明治大学レスリング部での4年間で、もっともよく思い出すことは、やはり苦しかった練習のことや合宿所での生活のことであるが、その中でも、特に1年生のときのことは、20年以上たった今でも鮮明によみがえってくることがある。 苦しかった練習の中でも、朝のランニングのことが特に印象に残っている。あまり長距離を走るのが得意でなかったこともあり、坂道ではいつも遅れていた。急な坂道や長い階段が多いのには嘆いたものだった。 路面がぬれているということで、朝練が中止になると、たいへんうれしかったものである。 食事当番は初めての経験だった。メニューを考えたり、ご飯の水加滅、風呂の湯加減、ハムエッグの焼き加減など、たいへん気を使ったことを思い出す。 門限に遅れて坊主になったこともあった。合宿所の屋上での正座もきつかった。 先輩の洗濯物を乾かすのに苦労したこともあったが、途中でコインランドリーができたのはありがたかった。

9月の合宿のとき、途中で合宿所をぬけ出したことは、苦しい思い出 として残っている。 1年生が終った時点で、大学の単位が14単位しか取れずにショックを受けたこともあったが、無事に4年間で卒業できたのはよかった。 苦しかったことばかりのように思われるが、いろいろ楽しいこともあった。土曜日に門限がなくなると、新宿までくり出して酒を飲んだりして、朝まで過ごしたこともあった。

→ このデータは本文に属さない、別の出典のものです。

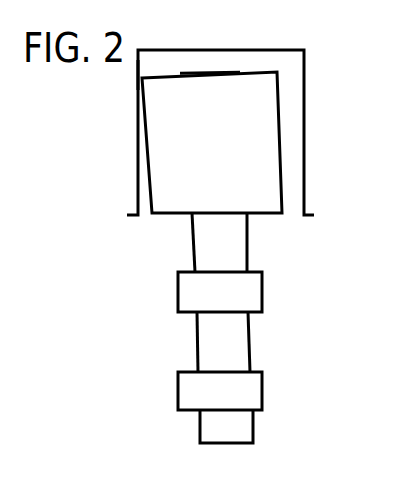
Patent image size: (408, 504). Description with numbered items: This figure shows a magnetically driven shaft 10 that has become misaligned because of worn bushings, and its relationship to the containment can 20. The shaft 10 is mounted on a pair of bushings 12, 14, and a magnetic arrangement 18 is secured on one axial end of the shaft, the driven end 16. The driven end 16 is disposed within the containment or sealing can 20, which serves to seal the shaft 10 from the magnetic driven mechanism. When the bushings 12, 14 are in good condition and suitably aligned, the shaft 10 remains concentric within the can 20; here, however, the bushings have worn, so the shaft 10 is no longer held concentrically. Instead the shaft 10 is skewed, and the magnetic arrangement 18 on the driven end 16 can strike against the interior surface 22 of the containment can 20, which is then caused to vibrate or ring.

合宿所の近くの飲み屋でホッピーを飲んだこと、食性で麻雀をしたこと、キャバレーに行ったこと、焼き肉屋や床屋のおっさんのこと、アルバイトのこと、などなつかしく思い出される。大会や合宿などでみんなと一緒にいろいろな所へ行けたのも楽しい思い出になっている。 いろいろなことが思い出されるのであるが、自分自身、肝心のレスリングが思ったような成績を上げることができず、悔いが残っている。2年生の途中から主務の仕事をすることになったが、この仕事を引き受けたことも、あとから後悔したものである。 引退して卒業が近づいたが、就職も決められず、明治大学の聴講生として教員の免許を取ることになった。

部活動の顧問をしてみたいというのも一つのきっかけであった。農学部と言うことで、理科の免許しか取れなかったことから、採用試験に合格するのは無理かもしれないと思っていたが、27歳の時に、三重県の中学校の採用試験に合格することができた。教員の仕事はレスリングの練習のきつさとはまた違ったきつさもあり、やめようと思ったこともあったが、現在も何とか教員を続けている。部活動では、レスリング部ではないが、女子バスケット部の顧問として、県大会に出場することもできた。 明治大学レスリング部が70周年と言うことであるが、入学する前は明治大学レスリング部のことをよく知らず、入学してから、金メダリストなど、数々のすごい選手を出している伝統のあるレスリング部であることを知って驚いたものである。